6. Table 1. Where is the data source in Table 1?

Answer: Thank you for your question. The acquisition date and reference ground track in the table can be queried in OpenAltimetry, while the maximum detection depth is obtained by visual interpretation. In order to distinguish the data from the photon density, we also calculated the average photon density of the data according to the reference [1] so that we can understand the algorithm's performance when dealing with data with different densities.

 

7. The flowchart (Figure 2) seems too simple, please improve it.

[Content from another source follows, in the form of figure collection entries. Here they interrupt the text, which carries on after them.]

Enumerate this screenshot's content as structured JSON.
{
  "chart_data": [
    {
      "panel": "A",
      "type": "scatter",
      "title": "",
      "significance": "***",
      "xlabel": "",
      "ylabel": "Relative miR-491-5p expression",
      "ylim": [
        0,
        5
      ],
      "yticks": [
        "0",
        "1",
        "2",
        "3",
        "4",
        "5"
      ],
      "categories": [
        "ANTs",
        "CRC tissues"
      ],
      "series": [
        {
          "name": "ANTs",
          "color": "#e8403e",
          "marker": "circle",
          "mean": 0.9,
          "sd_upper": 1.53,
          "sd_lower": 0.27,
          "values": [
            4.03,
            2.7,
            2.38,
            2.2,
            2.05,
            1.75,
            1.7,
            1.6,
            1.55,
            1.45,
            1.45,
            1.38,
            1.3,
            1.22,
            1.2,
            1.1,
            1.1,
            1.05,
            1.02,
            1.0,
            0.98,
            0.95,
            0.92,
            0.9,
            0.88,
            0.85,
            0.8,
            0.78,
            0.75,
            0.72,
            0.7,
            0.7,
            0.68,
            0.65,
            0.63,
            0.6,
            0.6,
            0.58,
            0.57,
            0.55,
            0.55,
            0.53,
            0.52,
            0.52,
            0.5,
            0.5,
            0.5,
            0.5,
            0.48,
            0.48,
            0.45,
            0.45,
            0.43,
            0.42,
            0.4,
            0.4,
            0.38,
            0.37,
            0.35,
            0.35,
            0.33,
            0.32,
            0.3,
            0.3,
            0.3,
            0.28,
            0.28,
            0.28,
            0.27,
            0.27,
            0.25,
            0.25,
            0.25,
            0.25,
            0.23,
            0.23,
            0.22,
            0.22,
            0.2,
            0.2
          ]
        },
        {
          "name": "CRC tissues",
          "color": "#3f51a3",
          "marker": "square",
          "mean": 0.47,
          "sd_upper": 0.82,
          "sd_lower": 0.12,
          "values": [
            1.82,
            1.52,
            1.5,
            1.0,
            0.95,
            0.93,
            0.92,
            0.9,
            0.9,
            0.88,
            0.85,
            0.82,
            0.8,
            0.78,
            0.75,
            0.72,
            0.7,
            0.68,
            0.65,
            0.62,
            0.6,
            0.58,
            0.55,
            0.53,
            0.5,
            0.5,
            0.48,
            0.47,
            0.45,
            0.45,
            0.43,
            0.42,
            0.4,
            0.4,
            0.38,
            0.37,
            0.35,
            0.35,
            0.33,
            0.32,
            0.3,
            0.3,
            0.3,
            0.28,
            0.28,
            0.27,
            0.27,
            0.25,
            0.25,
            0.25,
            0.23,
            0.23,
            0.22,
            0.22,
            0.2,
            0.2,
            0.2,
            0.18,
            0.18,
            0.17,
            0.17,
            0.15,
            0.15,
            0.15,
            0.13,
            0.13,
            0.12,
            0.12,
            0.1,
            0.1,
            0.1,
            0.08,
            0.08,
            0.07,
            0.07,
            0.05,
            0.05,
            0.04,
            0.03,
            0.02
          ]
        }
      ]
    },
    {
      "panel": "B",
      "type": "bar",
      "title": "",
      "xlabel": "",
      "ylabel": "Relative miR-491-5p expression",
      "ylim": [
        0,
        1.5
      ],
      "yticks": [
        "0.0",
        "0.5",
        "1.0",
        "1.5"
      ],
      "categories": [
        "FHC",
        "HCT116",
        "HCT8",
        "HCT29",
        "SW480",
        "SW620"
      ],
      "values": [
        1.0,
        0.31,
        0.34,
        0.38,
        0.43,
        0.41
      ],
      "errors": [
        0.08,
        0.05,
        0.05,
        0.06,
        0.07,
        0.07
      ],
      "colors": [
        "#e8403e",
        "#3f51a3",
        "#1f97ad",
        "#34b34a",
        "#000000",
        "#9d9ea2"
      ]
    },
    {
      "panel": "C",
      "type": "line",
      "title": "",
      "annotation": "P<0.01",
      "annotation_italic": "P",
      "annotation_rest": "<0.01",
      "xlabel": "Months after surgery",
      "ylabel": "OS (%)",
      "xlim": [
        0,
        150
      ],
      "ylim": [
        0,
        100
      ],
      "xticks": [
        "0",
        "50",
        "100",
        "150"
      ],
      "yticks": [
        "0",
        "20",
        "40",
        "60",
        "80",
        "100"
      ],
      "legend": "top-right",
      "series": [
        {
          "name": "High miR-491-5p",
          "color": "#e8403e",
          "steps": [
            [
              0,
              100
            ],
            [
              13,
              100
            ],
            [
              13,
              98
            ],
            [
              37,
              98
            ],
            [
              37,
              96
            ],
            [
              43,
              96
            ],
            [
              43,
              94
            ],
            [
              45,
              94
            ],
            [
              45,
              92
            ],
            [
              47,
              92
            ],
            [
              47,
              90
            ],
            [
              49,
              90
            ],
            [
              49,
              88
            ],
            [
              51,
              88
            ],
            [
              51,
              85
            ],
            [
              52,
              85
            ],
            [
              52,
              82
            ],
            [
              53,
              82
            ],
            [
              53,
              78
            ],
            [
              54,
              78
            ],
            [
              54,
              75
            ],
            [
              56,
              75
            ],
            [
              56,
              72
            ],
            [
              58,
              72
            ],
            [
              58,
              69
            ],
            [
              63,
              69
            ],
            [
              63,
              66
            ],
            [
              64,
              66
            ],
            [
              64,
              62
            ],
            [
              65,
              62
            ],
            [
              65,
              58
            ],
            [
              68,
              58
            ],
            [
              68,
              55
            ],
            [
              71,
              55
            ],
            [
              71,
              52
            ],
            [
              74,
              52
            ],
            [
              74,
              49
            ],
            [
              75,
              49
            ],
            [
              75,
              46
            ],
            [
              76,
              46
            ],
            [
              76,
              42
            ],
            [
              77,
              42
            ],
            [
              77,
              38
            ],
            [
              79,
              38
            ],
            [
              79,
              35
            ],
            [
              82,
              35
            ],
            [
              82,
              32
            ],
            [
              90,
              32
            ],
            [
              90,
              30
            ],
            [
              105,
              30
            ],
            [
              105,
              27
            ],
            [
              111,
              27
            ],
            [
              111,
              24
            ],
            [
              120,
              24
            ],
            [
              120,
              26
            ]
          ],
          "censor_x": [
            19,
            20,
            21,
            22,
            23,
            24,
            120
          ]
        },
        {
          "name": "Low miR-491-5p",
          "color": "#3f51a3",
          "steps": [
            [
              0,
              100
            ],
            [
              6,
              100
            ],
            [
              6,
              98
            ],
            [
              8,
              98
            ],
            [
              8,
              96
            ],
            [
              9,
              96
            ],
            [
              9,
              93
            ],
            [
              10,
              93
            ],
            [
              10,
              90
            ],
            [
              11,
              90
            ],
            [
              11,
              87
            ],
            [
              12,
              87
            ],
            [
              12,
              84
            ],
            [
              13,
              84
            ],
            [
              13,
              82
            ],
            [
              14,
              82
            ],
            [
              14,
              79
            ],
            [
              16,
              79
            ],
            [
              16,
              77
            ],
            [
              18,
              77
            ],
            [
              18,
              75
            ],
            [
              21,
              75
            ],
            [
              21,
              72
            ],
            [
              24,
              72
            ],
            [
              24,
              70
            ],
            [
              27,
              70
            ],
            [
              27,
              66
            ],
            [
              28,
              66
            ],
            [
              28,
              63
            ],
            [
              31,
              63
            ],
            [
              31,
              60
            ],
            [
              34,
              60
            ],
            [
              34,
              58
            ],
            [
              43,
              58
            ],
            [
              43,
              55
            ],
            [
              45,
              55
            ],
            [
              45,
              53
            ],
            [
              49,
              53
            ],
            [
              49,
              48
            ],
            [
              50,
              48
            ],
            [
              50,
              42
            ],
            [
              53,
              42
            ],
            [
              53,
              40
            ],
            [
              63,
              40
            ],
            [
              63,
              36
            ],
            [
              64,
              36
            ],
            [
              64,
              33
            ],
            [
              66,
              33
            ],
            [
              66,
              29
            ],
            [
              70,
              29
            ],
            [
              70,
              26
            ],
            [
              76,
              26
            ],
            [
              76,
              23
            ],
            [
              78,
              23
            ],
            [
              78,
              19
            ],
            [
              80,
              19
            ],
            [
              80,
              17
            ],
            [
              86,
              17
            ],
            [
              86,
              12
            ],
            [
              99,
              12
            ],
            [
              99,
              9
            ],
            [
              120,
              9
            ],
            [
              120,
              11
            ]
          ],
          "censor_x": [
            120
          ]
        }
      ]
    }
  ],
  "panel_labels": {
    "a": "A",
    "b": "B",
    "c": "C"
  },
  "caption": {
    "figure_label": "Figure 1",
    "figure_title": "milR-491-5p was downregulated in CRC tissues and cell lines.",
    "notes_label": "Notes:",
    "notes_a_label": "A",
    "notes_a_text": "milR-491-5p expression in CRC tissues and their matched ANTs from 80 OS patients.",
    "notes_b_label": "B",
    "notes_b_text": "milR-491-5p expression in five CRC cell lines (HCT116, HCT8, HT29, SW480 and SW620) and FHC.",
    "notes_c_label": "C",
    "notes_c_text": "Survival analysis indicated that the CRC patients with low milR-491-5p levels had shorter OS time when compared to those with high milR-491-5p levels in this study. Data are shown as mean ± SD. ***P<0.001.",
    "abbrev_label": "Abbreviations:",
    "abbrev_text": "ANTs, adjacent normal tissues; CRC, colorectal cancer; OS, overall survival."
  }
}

Answer: Your suggestion is necessary to improve the quality of the paper. Considering that the workflow in this paper does not involve complex logical judgment, the flow chart is modified into a double-column structure. The critical steps of the process are listed on the left side of the newly revised flowchart, while on the right side of the flowchart, significant results, including pre-pruned quadtree, are displayed. Doing so can make readers feel and understand the processing flow more intuitively without knowing the technical details.

 

8. 3.3 performance verification. The earliest use of visual interpretation should not be literature 17, please check and correct.

Answer: Thank you for your advice. We supplemented the literature [2] in the manuscript. If you know the earlier literature, please tell us. Thanks.

 

9. There are some grammatical errors in the manuscript that should be carefully checked and improved.

Answer: Thank you for your suggestion. The grammar and expression of the article have been re-checked.

 

Reference

1. Chen, Y.; Le, Y.; Zhang, D.; Wang, Y.; Qiu, Z.; Wang, L. A photon-counting LiDAR bathymetric method based on adaptive variable ellipse filtering. Remote Sensing of Environment 2021, 256, doi:10.1016/j.rse.2021.112326.
2. Chen, B.; Pang, Y.; Li, Z.; Lu, H.; Liu, L.; North, P.R.J.; Rosette, J.A.B. Ground and Top of Canopy Extraction From Photon-Counting LiDAR Data Using Local Outlier Factor With Ellipse Searching Area. Ieee Geoscience and Remote Sensing Letters 2019, 16, 1447-1451, doi:10.1109/lgrs.2019.2899011.

Round 2

Reviewer 2 Report

My concerns have been solved. This work is quite good. It can be published as is.